Study Group Scheme on the ball

The national associations in Serbia and England have hosted technical exchange seminars recently with the UEFA Study Group Scheme's fifth season in full swing.

Participants at the Study Group Scheme seminar in Serbia
Participants at the Study Group Scheme seminar in Serbia ©FSS

The fifth season of UEFA's Study Group Scheme (SGS) is in full swing, with Europe's national associations joining forces in the technical sector for the overall benefit of the European game.

The scheme, which began on the initiative of UEFA President Michel Platini, sees member associations visit one another to share knowledge, experience and best practice in coach education, youth, women's and grassroots football.

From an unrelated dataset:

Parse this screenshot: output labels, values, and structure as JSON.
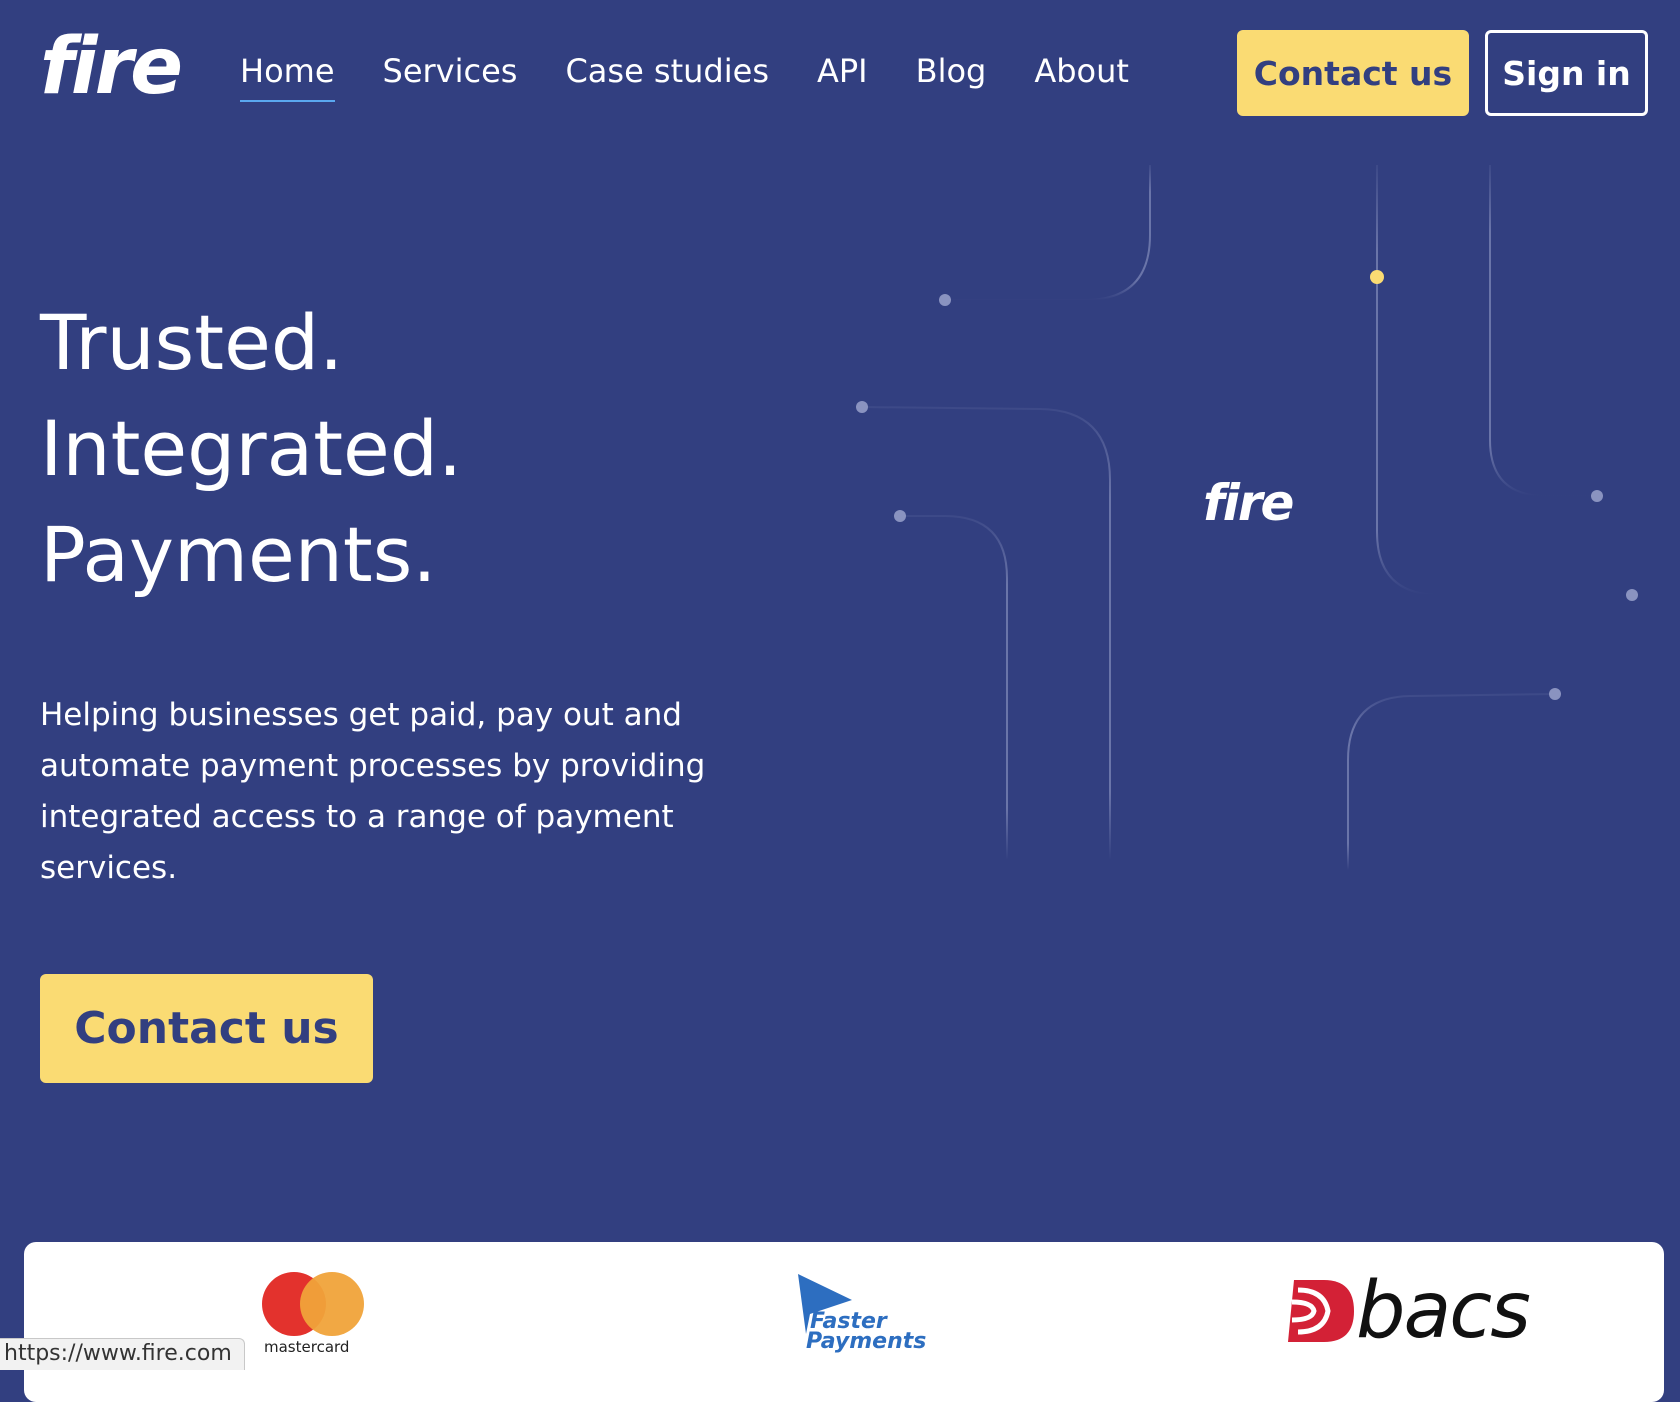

A total of 51 seminars are taking place this season – 15 on elite youth football, 13 on coach education, 13 on grassroots football and ten on women's football.

Some 1,700 football technicians from throughout Europe are taking part in this season's seminars, which are being hosted by 31 different associations. Serbia, Hungary, Bulgaria and the Former Yugoslav Republic of Macedonia are new hosts for the 2012/13 campaign.

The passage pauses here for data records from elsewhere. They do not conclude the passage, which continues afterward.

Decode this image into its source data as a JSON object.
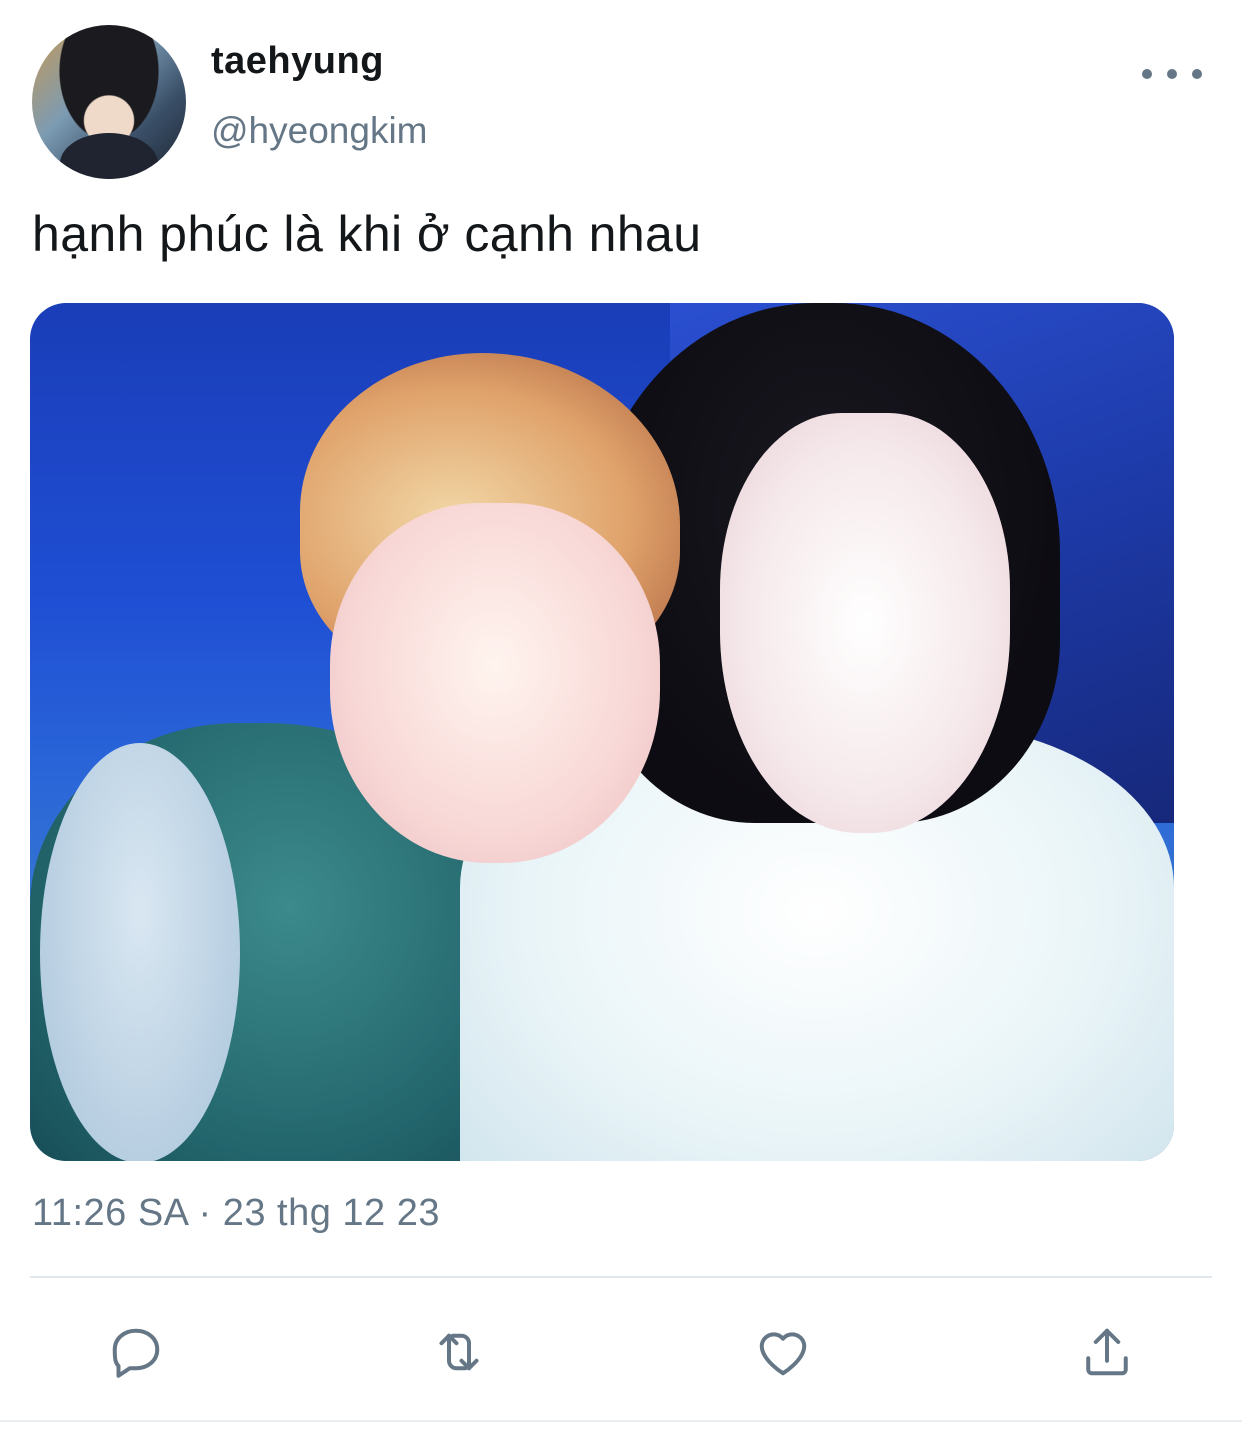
{
  "tweet": {
    "author": {
      "display_name": "taehyung",
      "handle": "@hyeongkim"
    },
    "text": "hạnh phúc là khi ở cạnh nhau",
    "timestamp": "11:26 SA · 23 thg 12 23"
  },
  "icons": {
    "more": "more-horizontal-icon",
    "reply": "reply-icon",
    "retweet": "retweet-icon",
    "like": "heart-icon",
    "share": "share-icon"
  },
  "colors": {
    "text_primary": "#14171a",
    "text_secondary": "#657786",
    "divider": "#e1e8ed"
  }
}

The Football Association of Serbia (FSS) were proud hosts of a seminar on elite youth football, which drew guests from Italy, Moldova and Azerbaijan. Theoretical and practical sessions, featuring national youth team players, were held in the Sports Centre in Stara Pazova on the first day. During the second day, the participants were invited to see how Serbian clubs FK Crvena zvezda and FK Partizan nurture their young talented players.

"Our technical staff had the opportunity to obtain new knowledge and to introduce that knowledge within the practice of our organisation," said FSS general secretary Zoran Laković. "We believe that all of the visiting delegations returned to their countries richer for another positive experience."

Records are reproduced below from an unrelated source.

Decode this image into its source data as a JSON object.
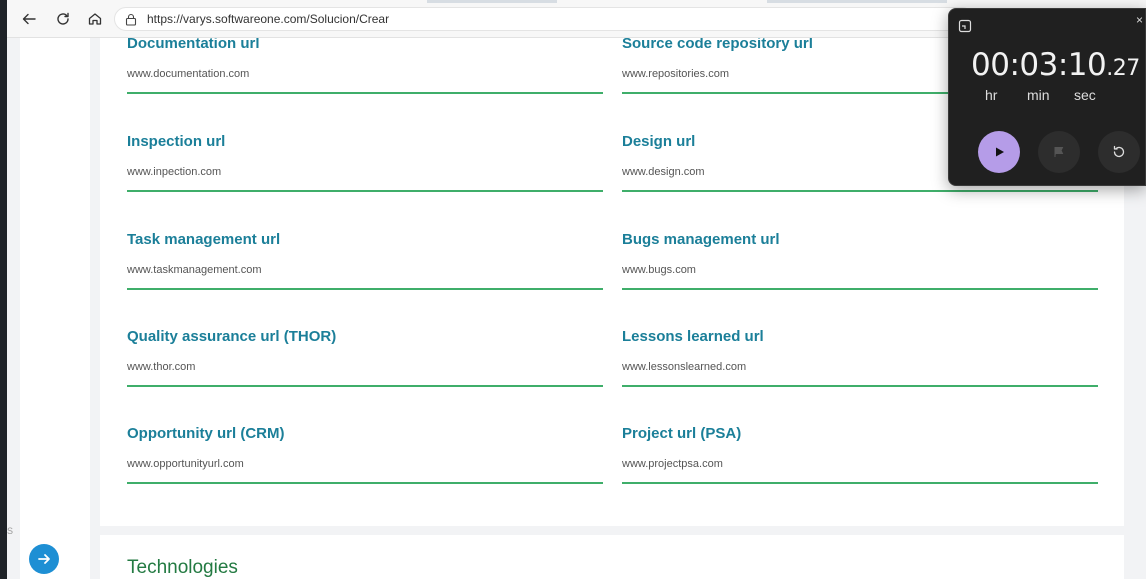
{
  "browser": {
    "url": "https://varys.softwareone.com/Solucion/Crear"
  },
  "form": {
    "fields": [
      {
        "label": "Documentation url",
        "value": "www.documentation.com"
      },
      {
        "label": "Source code repository url",
        "value": "www.repositories.com"
      },
      {
        "label": "Inspection url",
        "value": "www.inpection.com"
      },
      {
        "label": "Design url",
        "value": "www.design.com"
      },
      {
        "label": "Task management url",
        "value": "www.taskmanagement.com"
      },
      {
        "label": "Bugs management url",
        "value": "www.bugs.com"
      },
      {
        "label": "Quality assurance url (THOR)",
        "value": "www.thor.com"
      },
      {
        "label": "Lessons learned url",
        "value": "www.lessonslearned.com"
      },
      {
        "label": "Opportunity url (CRM)",
        "value": "www.opportunityurl.com"
      },
      {
        "label": "Project url (PSA)",
        "value": "www.projectpsa.com"
      }
    ]
  },
  "technologies": {
    "title": "Technologies"
  },
  "sidebar": {
    "edge_letter": "S"
  },
  "stopwatch": {
    "time_main": "00:03:10",
    "time_fraction": ".27",
    "unit_hr": "hr",
    "unit_min": "min",
    "unit_sec": "sec",
    "close_glyph": "×"
  },
  "colors": {
    "label": "#1b7f99",
    "underline": "#3fae6a",
    "section_title": "#237a42",
    "expand_button": "#1e8fd4",
    "play_button": "#b59ce8"
  }
}
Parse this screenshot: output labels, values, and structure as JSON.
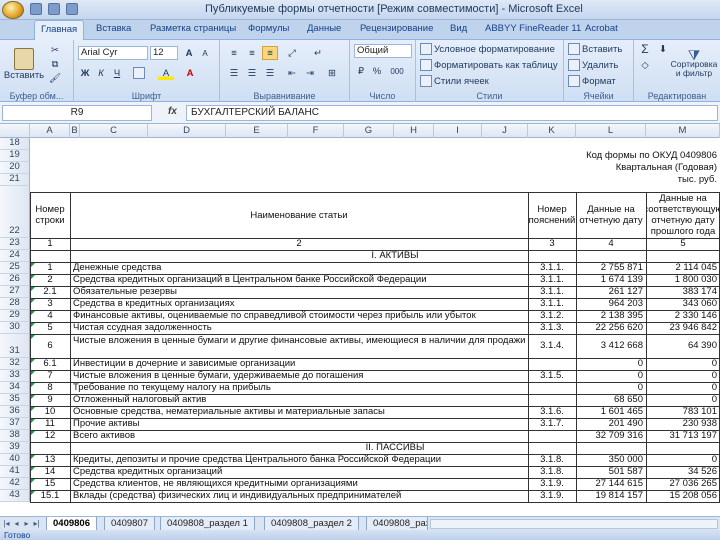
{
  "window": {
    "title": "Публикуемые формы отчетности [Режим совместимости] - Microsoft Excel"
  },
  "ribbon": {
    "tabs": [
      "Главная",
      "Вставка",
      "Разметка страницы",
      "Формулы",
      "Данные",
      "Рецензирование",
      "Вид",
      "ABBYY FineReader 11",
      "Acrobat"
    ],
    "clipboard": {
      "paste_label": "Вставить",
      "group_label": "Буфер обм..."
    },
    "font": {
      "family": "Arial Cyr",
      "size": "12",
      "bold": "Ж",
      "italic": "К",
      "underline": "Ч",
      "grow": "A",
      "shrink": "A",
      "fill": "A",
      "color": "A",
      "group_label": "Шрифт"
    },
    "alignment": {
      "group_label": "Выравнивание"
    },
    "number": {
      "format": "Общий",
      "percent": "%",
      "thousands": "000",
      "group_label": "Число"
    },
    "styles": {
      "cond_label": "Условное форматирование",
      "table_label": "Форматировать как таблицу",
      "cell_styles_label": "Стили ячеек",
      "group_label": "Стили"
    },
    "cells": {
      "insert_label": "Вставить",
      "delete_label": "Удалить",
      "format_label": "Формат",
      "group_label": "Ячейки"
    },
    "editing": {
      "sum": "Σ",
      "sort_label": "Сортировка и фильтр",
      "group_label": "Редактирован"
    }
  },
  "formula_bar": {
    "name_box": "R9",
    "fx": "fx",
    "value": "БУХГАЛТЕРСКИЙ БАЛАНС"
  },
  "columns": [
    "A",
    "B",
    "C",
    "D",
    "E",
    "F",
    "G",
    "H",
    "I",
    "J",
    "K",
    "L",
    "M"
  ],
  "grid": {
    "top_right": [
      "Код формы по ОКУД 0409806",
      "Квартальная (Годовая)",
      "тыс. руб."
    ],
    "header": {
      "col_b": "Номер строки",
      "col_name": "Наименование статьи",
      "col_k": "Номер пояснений",
      "col_l": "Данные на отчетную дату",
      "col_m": "Данные на соответствующую отчетную дату прошлого года"
    },
    "numbering": [
      "1",
      "2",
      "3",
      "4",
      "5"
    ],
    "section_assets": "I. АКТИВЫ",
    "section_liabilities": "II. ПАССИВЫ",
    "rows": [
      {
        "row": "25",
        "b": "1",
        "name": "Денежные средства",
        "k": "3.1.1.",
        "l": "2 755 871",
        "m": "2 114 045"
      },
      {
        "row": "26",
        "b": "2",
        "name": "Средства кредитных организаций в Центральном банке Российской Федерации",
        "k": "3.1.1.",
        "l": "1 674 139",
        "m": "1 800 030"
      },
      {
        "row": "27",
        "b": "2.1",
        "name": "Обязательные резервы",
        "k": "3.1.1.",
        "l": "261 127",
        "m": "383 174"
      },
      {
        "row": "28",
        "b": "3",
        "name": "Средства в кредитных организациях",
        "k": "3.1.1.",
        "l": "964 203",
        "m": "343 060"
      },
      {
        "row": "29",
        "b": "4",
        "name": "Финансовые активы, оцениваемые по справедливой стоимости через прибыль или убыток",
        "k": "3.1.2.",
        "l": "2 138 395",
        "m": "2 330 146"
      },
      {
        "row": "30",
        "b": "5",
        "name": "Чистая ссудная задолженность",
        "k": "3.1.3.",
        "l": "22 256 620",
        "m": "23 946 842"
      },
      {
        "row": "31",
        "b": "6",
        "name": "Чистые вложения в ценные бумаги и другие финансовые активы, имеющиеся в наличии для продажи",
        "k": "3.1.4.",
        "l": "3 412 668",
        "m": "64 390"
      },
      {
        "row": "32",
        "b": "6.1",
        "name": "Инвестиции в дочерние и зависимые организации",
        "k": "",
        "l": "0",
        "m": "0"
      },
      {
        "row": "33",
        "b": "7",
        "name": "Чистые вложения в ценные бумаги, удерживаемые до погашения",
        "k": "3.1.5.",
        "l": "0",
        "m": "0"
      },
      {
        "row": "34",
        "b": "8",
        "name": "Требование по текущему налогу на прибыль",
        "k": "",
        "l": "0",
        "m": "0"
      },
      {
        "row": "35",
        "b": "9",
        "name": "Отложенный налоговый актив",
        "k": "",
        "l": "68 650",
        "m": "0"
      },
      {
        "row": "36",
        "b": "10",
        "name": "Основные средства, нематериальные активы и материальные запасы",
        "k": "3.1.6.",
        "l": "1 601 465",
        "m": "783 101"
      },
      {
        "row": "37",
        "b": "11",
        "name": "Прочие активы",
        "k": "3.1.7.",
        "l": "201 490",
        "m": "230 938"
      },
      {
        "row": "38",
        "b": "12",
        "name": "Всего активов",
        "k": "",
        "l": "32 709 316",
        "m": "31 713 197"
      },
      {
        "row": "40",
        "b": "13",
        "name": "Кредиты, депозиты и прочие средства Центрального банка Российской Федерации",
        "k": "3.1.8.",
        "l": "350 000",
        "m": "0"
      },
      {
        "row": "41",
        "b": "14",
        "name": "Средства кредитных организаций",
        "k": "3.1.8.",
        "l": "501 587",
        "m": "34 526"
      },
      {
        "row": "42",
        "b": "15",
        "name": "Средства клиентов, не являющихся кредитными организациями",
        "k": "3.1.9.",
        "l": "27 144 615",
        "m": "27 036 265"
      },
      {
        "row": "43",
        "b": "15.1",
        "name": "Вклады (средства) физических лиц и индивидуальных предпринимателей",
        "k": "3.1.9.",
        "l": "19 814 157",
        "m": "15 208 056"
      }
    ],
    "row_numbers": {
      "r18": "18",
      "r19": "19",
      "r20": "20",
      "r21": "21",
      "r22": "22",
      "r23": "23",
      "r24": "24",
      "r39": "39"
    }
  },
  "sheet_tabs": [
    "0409806",
    "0409807",
    "0409808_раздел 1",
    "0409808_раздел 2",
    "0409808_раздел 3"
  ],
  "status": "Готово"
}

"It was our aim to present the Serbian football school in a comprehensive way," added national teams director Savo Milošević. "We presented the programme of work with the national teams, the way of testing, and the selection criteria that our association is implementing. We visited the two most successful clubs in Serbia and the two most famous schools – FK Crvena zvezda and FK Partizan – the teams that have the most players in the youth national teams of Serbia."

Grassroots football was on the agenda at another successful seminar in England, which was attended by delegates from the Swiss, Austrian and Belgian associations. The visitors heard about the Football Association (FA) Charter Standard, under which the FA has established a quality grassroots control system that recognises and rewards the clubs that are well run, sustainable, and which place paramount importance on children's protection, quality coaching and safety.

The seminar in England also saw a visit to an FA 'Mash-Up' session – a programme aimed at 14 to 17-year-old boys and girls who have dropped out of football or are close to doing so. The project enables them to play football away from club structures in a relaxed way, in order to rediscover the pleasure of football. These sessions are based on enjoyment rather than on competition, and take place after school in five-a-side centres.

A third key element of the grassroots seminar in England was a visit to an FA Skills Programme session. The project is aimed at five to 11-year-old children, with the general goal being not only to improve the children's football skills, but also to have a healthy activity and to give them confidence. The FA emphasised that the player was the focal point of all such projects.